Look out for … the stunning, red-eyed green tree frog. The species can have a body length of up to 6.5 cm.

Make sure you … take your camera to capture some of the more than 80 bird species, including gang gang cockatoos, which have been recorded here.

You’ll find it … in Ourimbah Creek valley.

Hoop pines were planted in the late 1880s to see how they would survive in a variety of soils.


Crane your neck in awe of the 300- to 500-year-old fig trees that have survived among a surprisingly wide variety of rainforest species. This little known 59-hectare reserve was formally established in 1997 and it’s hoped to be a self-sustaining ecosystem again in the next few years.
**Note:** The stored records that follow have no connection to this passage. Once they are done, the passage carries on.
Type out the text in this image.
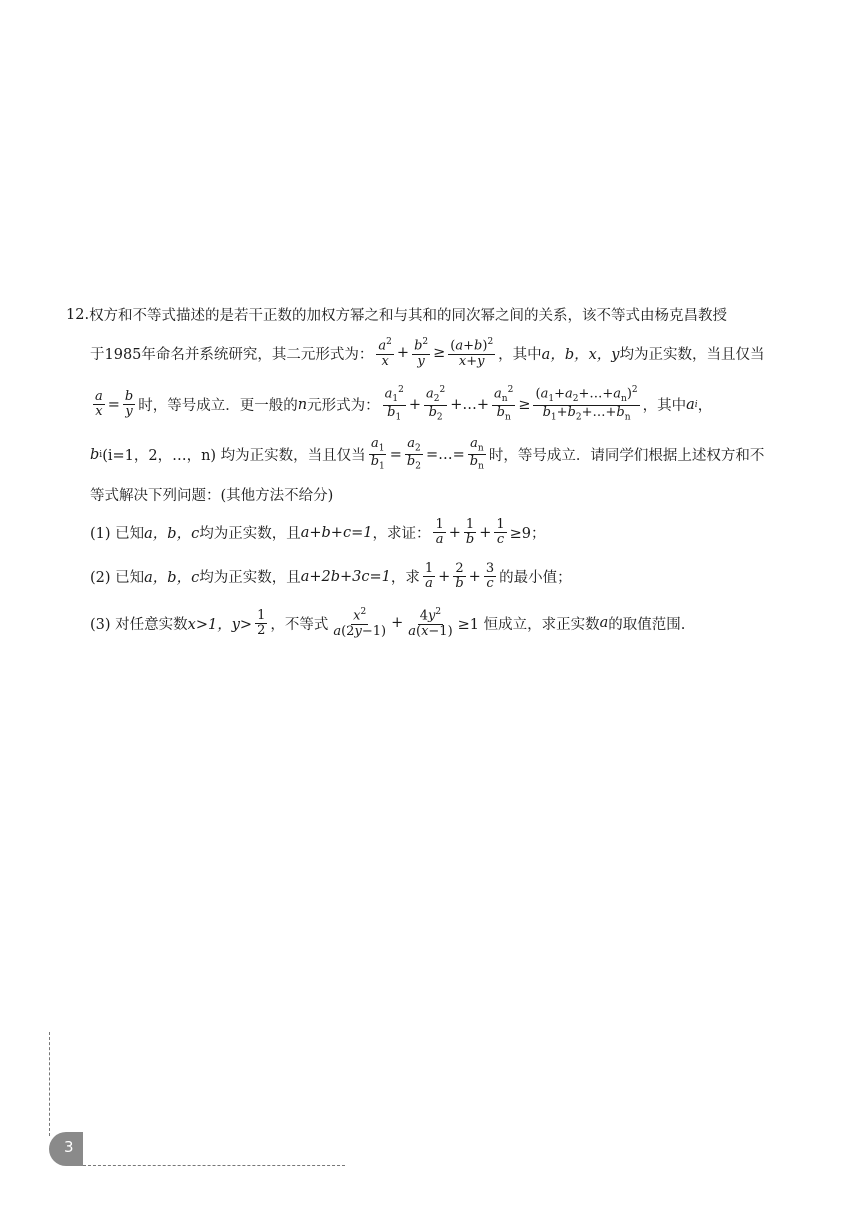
12. 权方和不等式描述的是若干正数的加权方幂之和与其和的同次幂之间的关系，该不等式由杨克昌教授
于1985年命名并系统研究，其二元形式为： $\frac{a^2}{x} + \frac{b^2}{y} \ge \frac{(a+b)^2}{x+y}$ ，其中 a，b，x，y 均为正实数，当且仅当
$\frac{a}{x} = \frac{b}{y}$ 时，等号成立．更一般的 n 元形式为： $\frac{a_1^2}{b_1} + \frac{a_2^2}{b_2}$ +…+ $\frac{a_n^2}{b_n} \ge \frac{(a_1+a_2+\dots+a_n)^2}{b_1+b_2+\dots+b_n}$ ，其中 a i ，
b i (i=1，2，…，n) 均为正实数，当且仅当 $\frac{a_1}{b_1} = \frac{a_2}{b_2}$ =…= $\frac{a_n}{b_n}$ 时，等号成立．请同学们根据上述权方和不
等式解决下列问题：(其他方法不给分)
(1) 已知 a，b，c 均为正实数，且 a+b+c=1 ，求证： $\frac{1}{a} + \frac{1}{b} + \frac{1}{c} \ge 9$；
(2) 已知 a，b，c 均为正实数，且 a+2b+3c=1 ，求 $\frac{1}{a} + \frac{2}{b} + \frac{3}{c}$ 的最小值；
(3) 对任意实数 x>1，$y> \frac{1}{2}$ ，不等式 $\frac{x^2}{a(2y-1)} + \frac{4y^2}{a(x-1)} \ge 1$ 恒成立，求正实数 a 的取值范围.
3
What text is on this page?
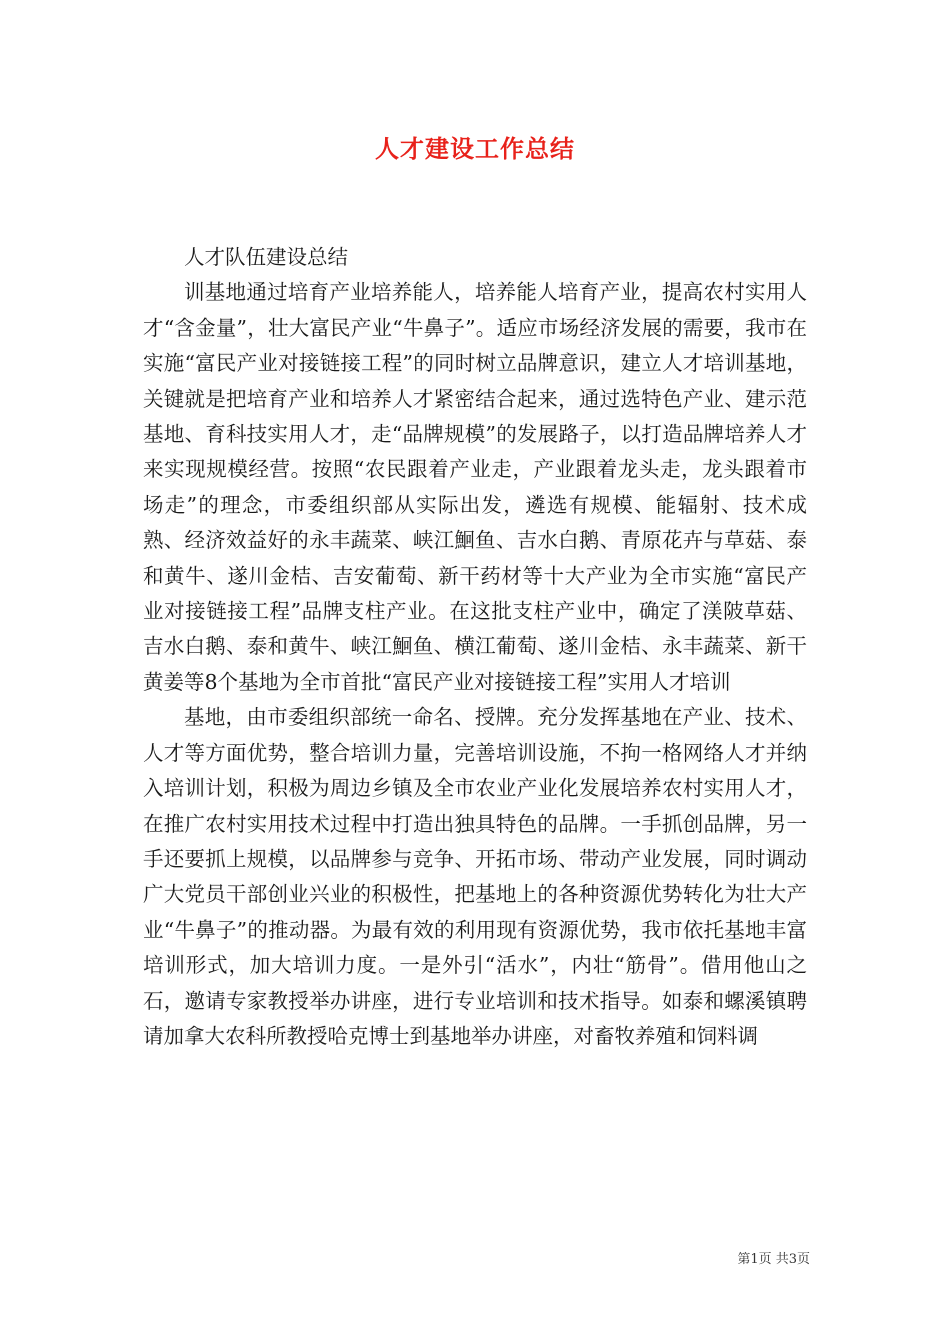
人才建设工作总结

人才队伍建设总结

训基地通过培育产业培养能人，培养能人培育产业，提高农村实用人才“含金量”，壮大富民产业“牛鼻子”。适应市场经济发展的需要，我市在实施“富民产业对接链接工程”的同时树立品牌意识，建立人才培训基地，关键就是把培育产业和培养人才紧密结合起来，通过选特色产业、建示范基地、育科技实用人才，走“品牌规模”的发展路子，以打造品牌培养人才来实现规模经营。按照“农民跟着产业走，产业跟着龙头走，龙头跟着市场走”的理念，市委组织部从实际出发，遴选有规模、能辐射、技术成熟、经济效益好的永丰蔬菜、峡江鮰鱼、吉水白鹅、青原花卉与草菇、泰和黄牛、遂川金桔、吉安葡萄、新干药材等十大产业为全市实施“富民产业对接链接工程”品牌支柱产业。在这批支柱产业中，确定了渼陂草菇、吉水白鹅、泰和黄牛、峡江鮰鱼、横江葡萄、遂川金桔、永丰蔬菜、新干黄姜等8个基地为全市首批“富民产业对接链接工程”实用人才培训

基地，由市委组织部统一命名、授牌。充分发挥基地在产业、技术、人才等方面优势，整合培训力量，完善培训设施，不拘一格网络人才并纳入培训计划，积极为周边乡镇及全市农业产业化发展培养农村实用人才，在推广农村实用技术过程中打造出独具特色的品牌。一手抓创品牌，另一手还要抓上规模，以品牌参与竞争、开拓市场、带动产业发展，同时调动广大党员干部创业兴业的积极性，把基地上的各种资源优势转化为壮大产业“牛鼻子”的推动器。为最有效的利用现有资源优势，我市依托基地丰富培训形式，加大培训力度。一是外引“活水”，内壮“筋骨”。借用他山之石，邀请专家教授举办讲座，进行专业培训和技术指导。如泰和螺溪镇聘请加拿大农科所教授哈克博士到基地举办讲座，对畜牧养殖和饲料调

第1页 共3页
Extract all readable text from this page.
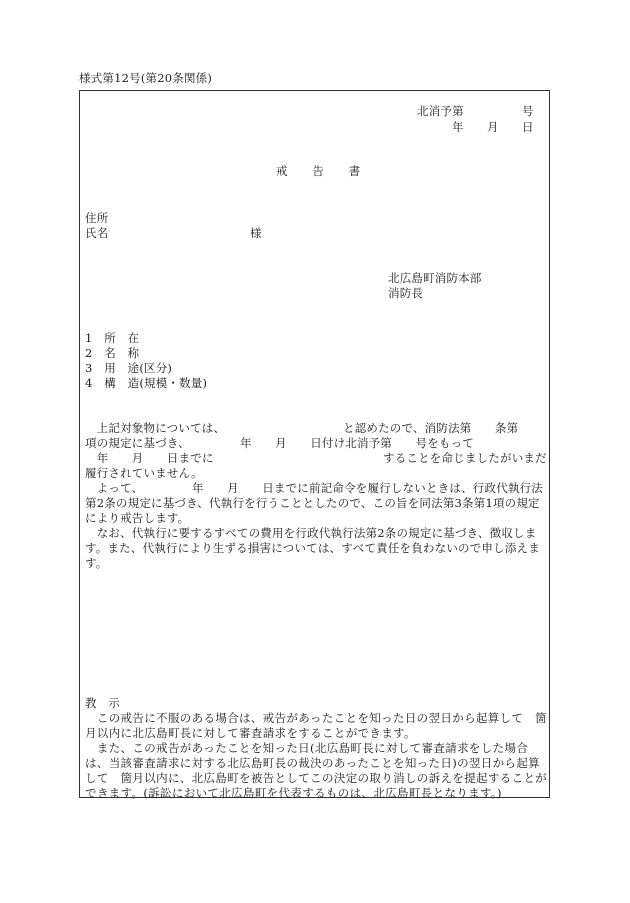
様式第12号(第20条関係)
北消予第	号
年 月 日
戒　　告　　書
住所
氏名	様
北広島町消防本部
消防長
1　所　在
2　名　称
3　用　途(区分)
4　構　造(規模・数量)
　上記対象物については、	と認めたので、消防法第　　条第
項の規定に基づき、	年　　月　　日付け北消予第　　号をもって
　年　　月　　日までに	することを命じましたがいまだ
履行されていません。
　よって、	年　　月　　日までに前記命令を履行しないときは、行政代執行法
第2条の規定に基づき、代執行を行うこととしたので、この旨を同法第3条第1項の規定
により戒告します。
　なお、代執行に要するすべての費用を行政代執行法第2条の規定に基づき、徴収しま
す。また、代執行により生ずる損害については、すべて責任を負わないので申し添えま
す。
教　示
　この戒告に不服のある場合は、戒告があったことを知った日の翌日から起算して　箇
月以内に北広島町長に対して審査請求をすることができます。
　また、この戒告があったことを知った日(北広島町長に対して審査請求をした場合
は、当該審査請求に対する北広島町長の裁決のあったことを知った日)の翌日から起算
して　箇月以内に、北広島町を被告としてこの決定の取り消しの訴えを提起することが
できます。(訴訟において北広島町を代表するものは、北広島町長となります。)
It was also once the home of the largest grey-headed flying-fox colony on the Central Coast.

Look out for … the largest and oldest fig tree with a girth of 45 metres at ground level where its buttress roots fan out. A variety of rainforest trees seem to be a speciality here including watergums and giant stinging trees, among many others.

You’ll find it … on the headwaters of Erina Creek between Matcham and Wamberal. Access from Matcham Road.

An ancient fig in Wambina Nature Reserve.
East Gosford: Capper’s Gully, Rumbalara Reserve
Little Jilliby: Little Jilliby Flora Reserve in Jilliby State Conservation Area
Matcham: The Ferneries (private property)
Matcham/Wamberal: Wambina Nature Reserve
Mount Elliot/Holgate: Katandra Reserve
Ourimbah: Forest of Tranquility (bookings only)
Patonga: Dillon’s Farm (private property) in Brisbane Water National Park
Narara/Somersby: Strickland State Forest
West Gosford: Kendall’s Glen
Waterfall Bay and Woy Woy South: Brisbane Water National Park
Ourimbah Creek Valley: Palmgrove Nature Reserve
Hardys Bay: Fletchers Glen, Bouddi National Park
Kincumber: Kincumba Mountain Regional Reserve

Several rainforest pockets and gullies are also protected and preserved within the Central Coast Council’s COSS (Central Coast Open Space Systems).